I am one of those who likes to let my palate travel the gastronomic globe. If asked, I will always gravitate towards dishes from far away lands, even for breakfast. I am sure I’m not alone in my tastes, especially living in the United States, a country that has stereotypically been down there with the British Isles when it comes to being known for good food. A conversation with any foreigner about American cuisine usually includes a variation on the statement “But Americans don’t really have a cuisine...I mean, you can’t really call hotdogs a cuisine.”

 

Like the British Isles, however, the United States has really started to take a close look at its own culinary traditions and decided that they’re worth saving, promoting, elevating, and even serving at fine restaurants. This new American cuisine has been, for quite some time, relegated mostly to fine dining establishments and seen by the general public as something of a novelty or an interesting experiment. Even when it was wholeheartedly accepted, this new take on American cuisine rarely trickled down from its haute cuisine heights. While you may have loved that wild boar meatloaf with homemade “ketchup” and other things in quotation marks, it was hardly friendly enough on your wallet to make you turn from the Lipton onion soup-flavored version at your local diner.
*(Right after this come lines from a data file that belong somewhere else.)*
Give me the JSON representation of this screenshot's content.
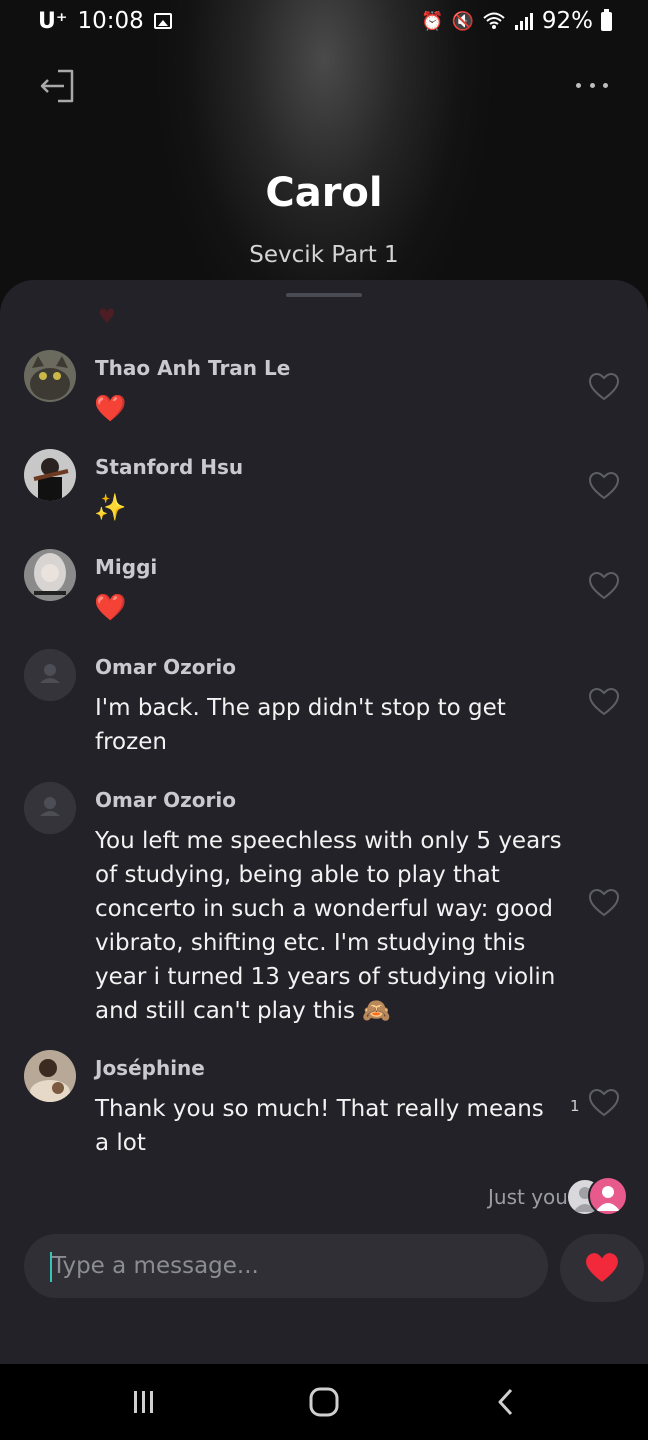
{
  "status_bar": {
    "carrier": "U⁺",
    "time": "10:08",
    "battery": "92%"
  },
  "header": {
    "title": "Carol",
    "subtitle": "Sevcik Part 1",
    "exit_icon": "exit-icon",
    "more_icon": "more-icon"
  },
  "messages": [
    {
      "name": "Thao Anh Tran Le",
      "emoji": "❤️",
      "avatar": "cat-photo"
    },
    {
      "name": "Stanford Hsu",
      "emoji": "✨",
      "avatar": "violinist-photo"
    },
    {
      "name": "Miggi",
      "emoji": "❤️",
      "avatar": "portrait-photo"
    },
    {
      "name": "Omar Ozorio",
      "text": "I'm back. The app didn't stop to get frozen",
      "avatar": "default-user"
    },
    {
      "name": "Omar Ozorio",
      "text": "You left me speechless with only 5 years of studying, being able to play that concerto in such a wonderful way: good vibrato, shifting etc. I'm studying this year i turned 13 years of studying violin and still can't play this 🙈",
      "avatar": "default-user"
    },
    {
      "name": "Joséphine",
      "text": "Thank you so much! That really means a lot",
      "avatar": "portrait-photo",
      "likes": "1"
    }
  ],
  "seen_by": {
    "label": "Just you"
  },
  "composer": {
    "placeholder": "Type a message...",
    "send_icon": "heart-icon"
  },
  "colors": {
    "accent_heart": "#f2293b",
    "sheet_bg": "#222228",
    "caret": "#35c4b5"
  }
}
If you’re lucky enough to live somewhere near a diner, something for which Miami is not typically known. This brings us to the newly opened Biscayne Tavern right smack in the middle of downtown Miami. Not only does this eatery bring us a real dineresque taste of Americana, but it has also brought this concept of innovative American food to an accessible, Tuesday night supper kind of level.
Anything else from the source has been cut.